Genomic Analysis of the Endophytic Stenotrophomonas Strain 169 Reveals Features Related to Plant-Growth Promotion and Stress Tolerance

Abstract

Plant-associated Stenotrophomonas isolates have great potential for plant growth promotion, especially under stress conditions, due to their ability to promote tolerance to abiotic stresses such as salinity or drought. The endophytic strain Stenotrophomonas sp. 169, isolated from a field-grown poplar, increased the growth of inoculated in vitro plants, with a particular effect on root development, and was able to stimulate the rooting of poplar cuttings in the greenhouse. The strain produced high amounts of the plant growth-stimulating hormone auxin under in vitro conditions. The comparison of the 16S rRNA gene sequences and the phylogenetic analysis of the core genomes showed a close relationship to Stenotrophomonas chelatiphaga and a clear separation from Stenotrophomonas maltophilia. Whole genome sequence analysis revealed functional genes potentially associated with attachment and plant colonization, growth promotion, and stress protection. In detail, an extensive set of genes for twitching motility, chemotaxis, flagella biosynthesis, and the ability to form biofilms, which are connected with host plant colonization, could be identified in the genome of strain 169. The production of indole-3-acetic acid and the presence of genes for auxin biosynthesis pathways and the spermidine pathway could explain the ability to promote plant growth. Furthermore, the genome contained genes encoding for features related to the production of different osmoprotective molecules and enzymes mediating the regulation of stress tolerance and the ability of bacteria to quickly adapt to changing environments. Overall, the results of physiological tests and genome analysis demonstrated the capability of endophytic strain 169 to promote plant growth. In contrast to related species, strain 169 can be considered non-pathogenic and suitable for biotechnology applications.
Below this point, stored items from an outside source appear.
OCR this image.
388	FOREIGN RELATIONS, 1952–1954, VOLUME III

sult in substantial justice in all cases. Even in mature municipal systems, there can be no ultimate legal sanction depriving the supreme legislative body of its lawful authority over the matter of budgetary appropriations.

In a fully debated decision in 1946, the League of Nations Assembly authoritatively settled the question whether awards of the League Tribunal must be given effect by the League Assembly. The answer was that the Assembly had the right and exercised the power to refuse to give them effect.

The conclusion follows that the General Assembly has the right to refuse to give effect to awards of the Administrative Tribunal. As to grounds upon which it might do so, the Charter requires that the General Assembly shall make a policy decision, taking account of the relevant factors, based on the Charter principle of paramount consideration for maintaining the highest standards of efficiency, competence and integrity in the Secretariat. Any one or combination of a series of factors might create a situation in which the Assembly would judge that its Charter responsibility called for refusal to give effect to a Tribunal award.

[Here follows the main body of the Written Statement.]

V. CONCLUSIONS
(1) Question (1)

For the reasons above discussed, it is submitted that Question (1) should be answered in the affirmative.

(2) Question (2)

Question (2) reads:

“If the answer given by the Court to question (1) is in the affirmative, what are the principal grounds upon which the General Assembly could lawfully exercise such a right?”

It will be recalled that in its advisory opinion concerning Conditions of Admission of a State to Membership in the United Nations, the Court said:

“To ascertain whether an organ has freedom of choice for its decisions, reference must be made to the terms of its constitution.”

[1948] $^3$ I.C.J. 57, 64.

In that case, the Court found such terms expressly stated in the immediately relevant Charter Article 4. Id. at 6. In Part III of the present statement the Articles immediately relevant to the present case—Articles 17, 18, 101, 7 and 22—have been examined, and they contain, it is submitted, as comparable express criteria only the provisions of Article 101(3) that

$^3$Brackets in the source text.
Keywords: auxin; endophytic bacteria; genome mining; phylogenomics; plant growth promotion; plant-microbe interaction.

FIGURE 1

Effect of Stenotrophomonas strain 169 on the performance of the in vitro poplar clone 741 in comparison to that of the uninoculated control 4 weeks after inoculation. Differences in root and shoot length as well as the number of roots are shown in the bar charts. Stars indicate significant differences (p < 0.001, Wilcoxon rank sum test), vertical error bars display standard error.

FIGURE 2

Effects of strain 169 on root and shoot development of the hybrid poplar clone 741 in vitro. All measured parameters were significantly increased in the inoculated plants (p < 0.0001, Wilcoxon rank sum test).

FIGURE 3

Comparison of orthologous genes between the genomes of Stenotrophomonas sp. 169, S. chelatiphaga DSM 21508^T, S. rhizophila DSM 14405^T, and S. maltophilia R551-3. The number of shared and genome-specific genes is shown.

FIGURE 4

Phylogenomic tree showing the position of Stenotrophomonas sp. 169 among type strains and other reference strains of closely related Stenotrophomonas species. Xanthomonas campestris and Xanthomonas gardneri were used as outgroup. The maximum-likelihood tree is based on concatenated 120 core marker proteins. Numbers at branch nodes refer to bootstrap values > 70%. Bar: amino acid substitutions per position. Assembly accession numbers are indicated in brackets.

FIGURE 5

Spermidine biosynthesis pathway found in Stenotrophomonas sp. 169. The scheme is based on Jelsbak et al. (2014) and Xie et al. (2014). Blue arrows indicate genes found in the genome of strain 169.

FIGURE 6

Overview of the bacterial IAA biosynthetic pathways adapted from Spaepen and Vanderleyden (2011). Blue arrows indicate the presence of enzymes detected in Stenotrophomonas sp. 169: (1) amidase AmiE, EC 3.5.1.4, (2) aldehyde dehydrogenase, EC 1.2.1.3, (3) indole-pyruvate ferredoxin oxidoreductase, EC 1.2.7.8.